Yes, the government scrapped SARS and promised reforms. Yes, these reforms would take time and yes, these protests should have ended a while ago. But one can understand the mistrust of the protesters for the police, who are entrusted to reform themselves. (If the hyena has a cure for stooling, shouldn’t it have cured itself first).

If protesters had been engaged and the assurance needed have been given, Lekki and its aftermath, the riots, the arson, the looting and the resultant extra-judicial killings by security operatives, would not have happened.

These protests might have been remembered as the moment Nigerians found a common ground and a common voice to explore the art of political pressure.  After all, it is through the fire of conflicts and disagreements that the best ideas are formed. And conflict here does not have to entail killing anyone.

The fact that some persons and groups decided to sponsor thugs, and convinced these thugs that this was an ethnic or regional thing, not a Nigerian one is self-serving.

The fact that police vehicles were seen, photographed and caught on video, conveying these thugs and deploying them to attack protesters is exactly the reason why the protests did not end when they should. Because the police through the sheer force of habit find incredible ways to sustain the eternal flame of mistrust they have lighted in peoples’ heart.

There is nothing courageous or brave or even assertive of the government’s response, these mindless killing of its citizens. It was an action motivated by fear and desperation. The fear of people finding a voice, of recognising the power in their voices, of people coming together to make demands on the governments they elected.

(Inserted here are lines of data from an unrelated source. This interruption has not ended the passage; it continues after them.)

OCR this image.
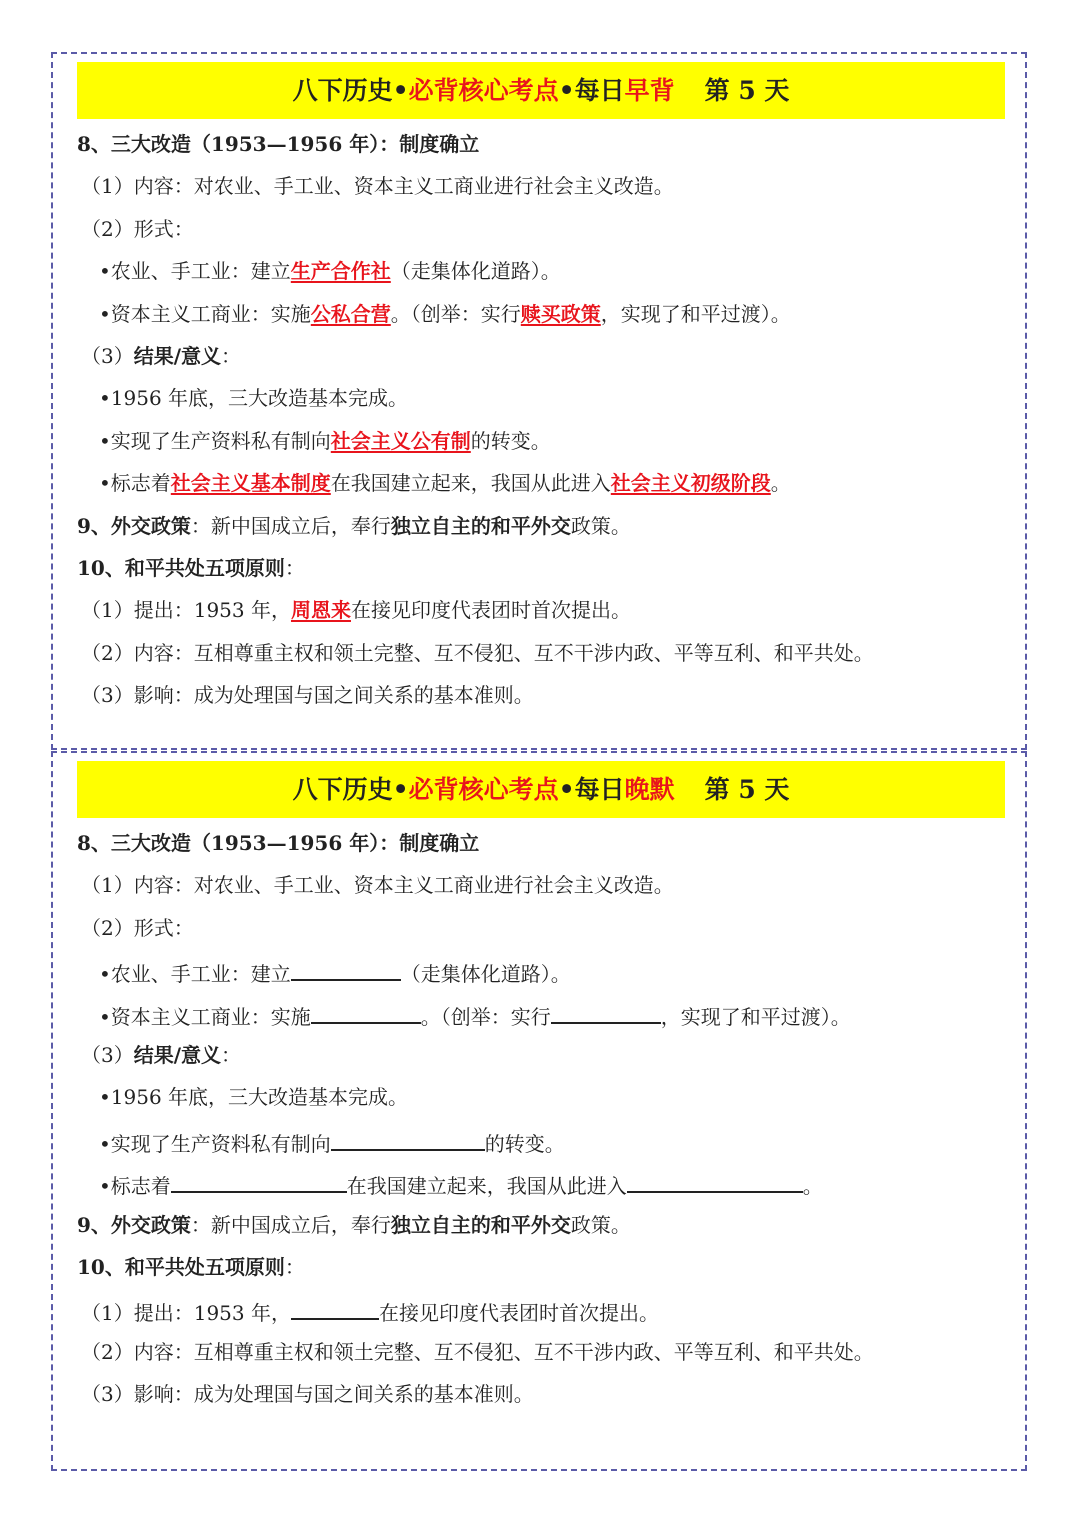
八下历史•必背核心考点•每日早背 第 5 天
8、三大改造（1953—1956 年）：制度确立
（1）内容：对农业、手工业、资本主义工商业进行社会主义改造。
（2）形式：
•农业、手工业：建立生产合作社（走集体化道路）。
•资本主义工商业：实施公私合营。（创举：实行赎买政策，实现了和平过渡）。
（3）结果/意义：
•1956 年底，三大改造基本完成。
•实现了生产资料私有制向社会主义公有制的转变。
•标志着社会主义基本制度在我国建立起来，我国从此进入社会主义初级阶段。
9、外交政策：新中国成立后，奉行独立自主的和平外交政策。
10、和平共处五项原则：
（1）提出：1953 年，周恩来在接见印度代表团时首次提出。
（2）内容：互相尊重主权和领土完整、互不侵犯、互不干涉内政、平等互利、和平共处。
（3）影响：成为处理国与国之间关系的基本准则。
八下历史•必背核心考点•每日晚默 第 5 天
8、三大改造（1953—1956 年）：制度确立
（1）内容：对农业、手工业、资本主义工商业进行社会主义改造。
（2）形式：
•农业、手工业：建立	（走集体化道路）。
•资本主义工商业：实施	。（创举：实行	，实现了和平过渡）。
（3）结果/意义：
•1956 年底，三大改造基本完成。
•实现了生产资料私有制向	的转变。
•标志着	在我国建立起来，我国从此进入	。
9、外交政策：新中国成立后，奉行独立自主的和平外交政策。
10、和平共处五项原则：
（1）提出：1953 年，	在接见印度代表团时首次提出。
（2）内容：互相尊重主权和领土完整、互不侵犯、互不干涉内政、平等互利、和平共处。
（3）影响：成为处理国与国之间关系的基本准则。
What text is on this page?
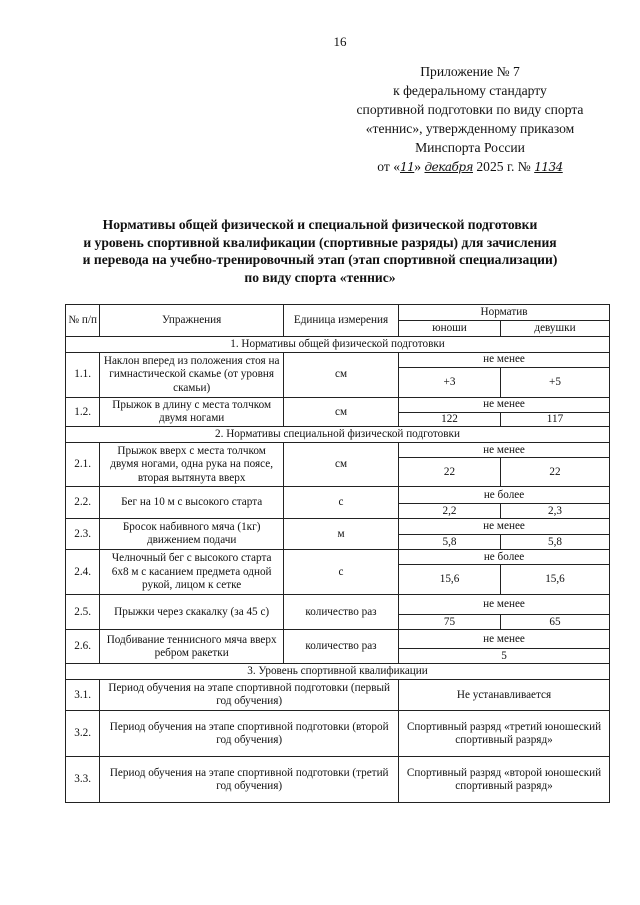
16
Приложение № 7
к федеральному стандарту
спортивной подготовки по виду спорта
«теннис», утвержденному приказом
Минспорта России
от «11» декабря 2025 г. № 1134
Нормативы общей физической и специальной физической подготовки
и уровень спортивной квалификации (спортивные разряды) для зачисления
и перевода на учебно-тренировочный этап (этап спортивной специализации)
по виду спорта «теннис»
№ п/п	Упражнения	Единица измерения	Норматив	
			юноши	девушки
1. Нормативы общей физической подготовки				
1.1.	Наклон вперед из положения стоя на гимнастической скамье (от уровня скамьи)	см	не менее	
			+3	+5
1.2.	Прыжок в длину с места толчком двумя ногами	см	не менее	
			122	117
2. Нормативы специальной физической подготовки				
2.1.	Прыжок вверх с места толчком двумя ногами, одна рука на поясе, вторая вытянута вверх	см	не менее	
			22	22
2.2.	Бег на 10 м с высокого старта	с	не более	
			2,2	2,3
2.3.	Бросок набивного мяча (1кг) движением подачи	м	не менее	
			5,8	5,8
2.4.	Челночный бег с высокого старта 6х8 м с касанием предмета одной рукой, лицом к сетке	с	не более	
			15,6	15,6
2.5.	Прыжки через скакалку (за 45 с)	количество раз	не менее	
			75	65
2.6.	Подбивание теннисного мяча вверх ребром ракетки	количество раз	не менее	
			5	
3. Уровень спортивной квалификации				
3.1.	Период обучения на этапе спортивной подготовки (первый год обучения)		Не устанавливается	
3.2.	Период обучения на этапе спортивной подготовки (второй год обучения)		Спортивный разряд «третий юношеский спортивный разряд»	
3.3.	Период обучения на этапе спортивной подготовки (третий год обучения)		Спортивный разряд «второй юношеский спортивный разряд»	
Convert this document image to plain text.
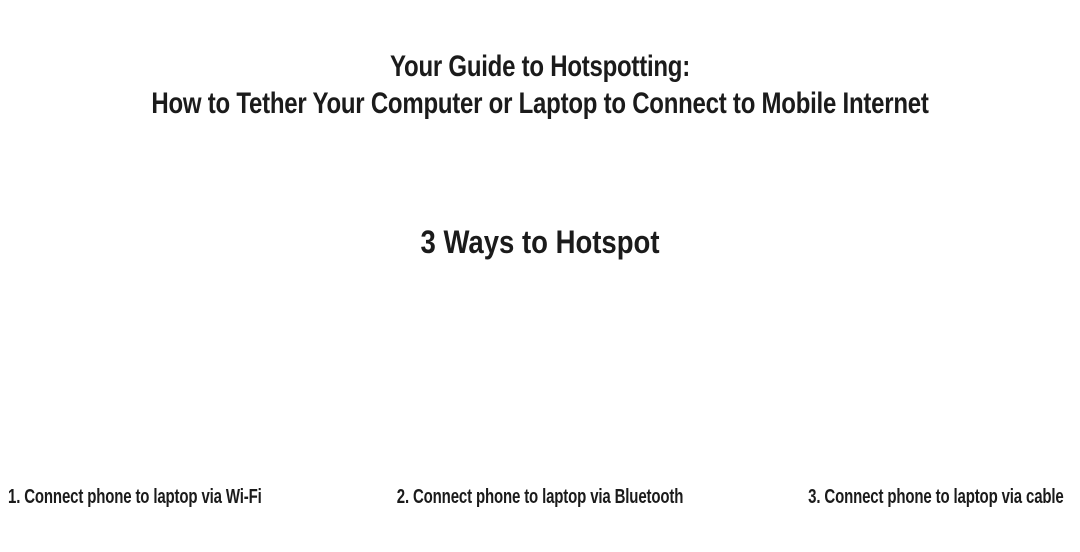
Your Guide to Hotspotting:
How to Tether Your Computer or Laptop to Connect to Mobile Internet
3 Ways to Hotspot
1. Connect phone to laptop via Wi-Fi	2. Connect phone to laptop via Bluetooth	3. Connect phone to laptop via cable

What happened to other lawful means of dispersing protesters? What happened to water cannons and rubber bullets? What happened to our value for human life? Oh, wait, we never had that. Isn’t that why the protests started in the first place?

It is this fear that gave rise to the panicky introduction of thugs with a regional motive into the narrative. It is this fear that will sadly undermine the chances of this country uniting.

The last few days have brought out the best and the worst in us. Seeing people gloating over the killings of protesters is a low moment, for me. Perhaps for humanity as well.

The death of every human diminishes me. How it excites other people is something I will never understand. Perhaps when the dust and the smoke settle and the debris and corpses are cleared, we may find that not only Nigerians died this week. That perhaps in many, many hearts, Nigeria died that night at a tollgate in Lekki.